All right, so I guess the cravings have started, given the deviled eggs thing and the fact that I am going back for bread pudding today at lunch and no power in the 'verse can stop me. But I haven't had any aversions, per se--I don't really enjoy my leftover chicken, but then I never really enjoyed my leftover chicken. I'm not that good with leftovers. I eat them, because it would be wasteful not to, but I take very little pleasure in it. But I wouldn't say that my lack of pleasure has increased (or would it be decreased?) during the pregnancy. It's a flatline disinterest.
But there is something funny going on.
Some of my very favorite foods (not including bread pudding, obviously) just aren't tasting as good as they once did. Brussels sprouts, all toasty and parmesan-cheesy, which I used to eat once a week in joy and delight? They now taste kinda bitter. Beets, glorious beets, all caramelized in balsamic vinegar and garlic? Kinda bland. Steak, with a red wine reduction, pan-fried so that it's crispy on the outside and buttery soft on the inside? Overly salty and dry.

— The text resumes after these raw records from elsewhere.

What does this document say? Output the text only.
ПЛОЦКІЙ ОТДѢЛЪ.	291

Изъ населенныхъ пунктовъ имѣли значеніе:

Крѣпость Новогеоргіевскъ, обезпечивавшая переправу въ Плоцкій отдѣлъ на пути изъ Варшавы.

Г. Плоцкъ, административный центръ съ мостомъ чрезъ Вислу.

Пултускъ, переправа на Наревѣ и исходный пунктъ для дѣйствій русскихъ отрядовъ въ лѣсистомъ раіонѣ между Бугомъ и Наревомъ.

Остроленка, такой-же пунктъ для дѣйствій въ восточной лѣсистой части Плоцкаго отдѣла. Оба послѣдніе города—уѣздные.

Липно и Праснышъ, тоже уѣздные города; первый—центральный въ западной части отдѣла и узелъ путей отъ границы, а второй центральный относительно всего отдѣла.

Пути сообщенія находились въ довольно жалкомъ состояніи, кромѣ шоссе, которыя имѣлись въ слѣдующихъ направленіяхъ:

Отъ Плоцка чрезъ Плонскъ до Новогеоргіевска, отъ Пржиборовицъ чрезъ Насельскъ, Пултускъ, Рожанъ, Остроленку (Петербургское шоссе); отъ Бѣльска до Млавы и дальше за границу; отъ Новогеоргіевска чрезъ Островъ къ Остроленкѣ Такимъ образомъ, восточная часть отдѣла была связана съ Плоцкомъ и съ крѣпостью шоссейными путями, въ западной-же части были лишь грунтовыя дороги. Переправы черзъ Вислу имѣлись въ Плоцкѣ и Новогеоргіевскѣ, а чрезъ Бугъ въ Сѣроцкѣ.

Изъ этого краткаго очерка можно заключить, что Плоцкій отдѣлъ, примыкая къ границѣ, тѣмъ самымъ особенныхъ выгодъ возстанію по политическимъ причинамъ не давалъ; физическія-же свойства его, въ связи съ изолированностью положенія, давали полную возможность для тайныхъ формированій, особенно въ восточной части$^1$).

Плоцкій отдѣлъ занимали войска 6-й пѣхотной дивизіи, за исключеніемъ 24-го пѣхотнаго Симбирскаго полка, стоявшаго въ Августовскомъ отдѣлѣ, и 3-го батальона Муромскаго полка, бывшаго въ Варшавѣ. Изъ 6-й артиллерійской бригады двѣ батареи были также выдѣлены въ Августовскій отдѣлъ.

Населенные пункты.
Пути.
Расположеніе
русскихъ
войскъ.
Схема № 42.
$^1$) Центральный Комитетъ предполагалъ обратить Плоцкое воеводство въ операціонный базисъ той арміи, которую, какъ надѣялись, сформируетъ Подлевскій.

The list goes on and on. I had a banana over the weekend--and I was assured that it was a perfectly fine banana--and I had to throw it away because it was too bitter and weird-tasting to choke down. Cave-aged Gouda tastes like onions now. Which is okay, when you feel like eating oniony cheese, but still a little disconcerting.
I don't really know what to do about this. In my head, these things all taste good. I fantasize about eating beets--to the point where one might describe it as a craving, and theoretically cravings are things that, good for you or not, you genuinely want, right? But then I eat the beets, and they do not satisfy! Should I just keep eating the foods I love, hoping that at some point they will revert to their usual flavors? How long does this kind of thing last?